Погрузившись в воспоминания, генерал замолчал. Затем, отхлебнув крепкий напиток, тихо проговорил:
– Он был чудовищем, которым пугают детей. Но теперь его нет, и дети могут спать спокойно. Знаешь, я часто задаю себе один вопрос и все не могу найти на него ответ. Где тот рубеж, за которым ангел превращается в монстра? Дети такие… невинные, светлые, чистые. Но потом они вырастают и становятся…
– Нами… – прошептал Вяземский, и Бельский вздрогнул.
– Только я всегда старался выбрать наименьшее зло, – словно оправдываясь, произнес он. – Ты выбрал зло необходимое. А Книжник – абсолютное. Вот в этом и вся разница.
Он поднялся со стула и открыл окно. Глубоко вдохнул тусклый февральский рассвет. Шагнул к столу за стаканом и пошатнулся, почувствовав, как дрогнул под ногами пол. Дом протяжно загудел, где-то в глубине его что-то заскрипело, заскулило, стонущим эхом пронеслось по пустым помещениям. Бельский оглянулся на профессора и увидел, что тот, не отрываясь, смотрит в монитор. Мерцающий сигнал исчез, и темный экран выглядел сиротливо и мрачно. И это значило, что где-то очень далеко, по ту сторону пустоты, оборвалась человеческая жизнь. Вдали от дома, в ином времени, в ином пространстве.

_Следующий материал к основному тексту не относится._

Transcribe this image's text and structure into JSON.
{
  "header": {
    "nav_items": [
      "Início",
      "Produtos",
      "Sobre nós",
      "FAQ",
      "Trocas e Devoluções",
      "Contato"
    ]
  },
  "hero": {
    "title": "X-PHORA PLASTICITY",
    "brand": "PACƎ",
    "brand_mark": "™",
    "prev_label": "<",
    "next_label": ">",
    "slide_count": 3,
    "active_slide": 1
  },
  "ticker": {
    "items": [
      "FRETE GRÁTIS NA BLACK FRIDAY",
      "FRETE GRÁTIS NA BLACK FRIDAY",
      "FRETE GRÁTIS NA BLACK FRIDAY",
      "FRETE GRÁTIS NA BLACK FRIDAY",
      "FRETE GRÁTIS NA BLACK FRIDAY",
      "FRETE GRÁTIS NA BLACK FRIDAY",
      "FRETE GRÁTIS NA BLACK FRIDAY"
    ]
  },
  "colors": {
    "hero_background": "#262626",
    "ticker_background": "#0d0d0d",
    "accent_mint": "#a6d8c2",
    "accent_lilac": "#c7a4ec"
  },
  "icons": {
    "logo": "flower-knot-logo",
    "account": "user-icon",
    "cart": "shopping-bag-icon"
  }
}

– Это я должен быть там, – прошептал Вяземский. – Это моя ответственность, мой крест. Я должен был пройти этот путь до конца. Но я, как всегда, прикрылся тем, кто оказался лучше меня. Хотел бы я знать, что он увидел там – в центре аномалии.
– Там смерть, Петр, – пожал плечами Бельский. – А смерть всегда отвратительна. Может быть, это и к лучшему, что ты не узнал, каково это – умирать в аномалии.
– И не узнаешь никогда ты, – начал цитировать Вяземский, – чтоб в сердце не вошла тревога, в какой болотине проклятой моя окончилась дорога.
В ответ Бельский печально улыбнулся и покачал головой:
– Я разлюбил Гумилева, когда узнал, что он был любимым поэтом Книжника. Больше не могу его читать, зная, что этими стихами наслаждался садист и убийца. И за это я тоже его ненавижу. Он отобрал у меня наши долгие вечера, наши беседы – все отравлено, все теперь имеет привкус пепла.
– Прости меня, – голос профессора вновь упал до шепота. – Прости, что помешал тебе закончить эту историю и обрести покой. Я действительно не знал, что это имеет для тебя такое значение.
– Я понимаю. Но если бы ты знал, скольких хороших парней он убил. Сколько раз я смотрел в глаза их женам и матерям. Я дал себе обещание отомстить за них. И мне трудно смириться, что ты лишил меня этой возможности. Надеюсь, в будущем мне достаточно будет мысли, что он мертв. Но сейчас жалею, что не пристрелил его прямо там, на больничной койке.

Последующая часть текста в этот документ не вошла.